Nevertheless, when divorce is sought as a last resort, all channels toward reconciliation should have been explored and exhaustively exploited. Marriage is never a man-wife affair alone. Consequently, family members from both sides have crucial roles to play in moderating uneven relationships. However, with modernization and less observance of religious rules, a divorce unilaterally taken is not uncommon among Muslims. Generally, a husband can divorce his wife three times. Women have such rights too. In most cases, either spouse may finally end up at the Kadhi's court for a final decision to be taken. Grounds for divorce on the part of women include impotence, incurable diseases, non-maintenance, desertion and cruelty and mistreatment. In all these instances, a wife is required by law to prove by evidence or the husband admits liability. In the event of the above cases being proved, court decrees an irrevocable divorce. This decision is taken considering that sincere matrimony becomes almost impossible and temptation to adultery almost irresistible.
This chapter gives a background against which Kiswahili female metaphors may be analyzed, understood and appreciated. It shows that Arabic way of life has had a profound influence on the Waswahili of Mombassa. The ways of worship, socialization and family system of the Waswhaili resemble to a large extent those of the early Arabs. The early contacts these two groups of people had not only influenced their cultural ways, but also economic life.

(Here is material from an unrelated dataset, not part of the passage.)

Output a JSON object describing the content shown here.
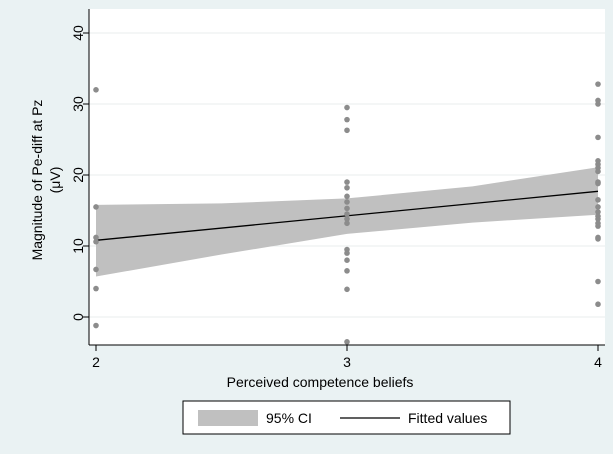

It has been shown that metaphors can only be properly understood with a thorough knowledge of the language, which is its medium of expression. Kiswhaili has been shown to be one of the world's major languages. This is especially so considering its territorial domain, historical and cultural importance.
The image drawn here of a woman from childhood to marriage is a general one. It shows the importance attached to females throughout their lives. Socialization agents like the family and religion greatly influence a woman's latter outlook in life.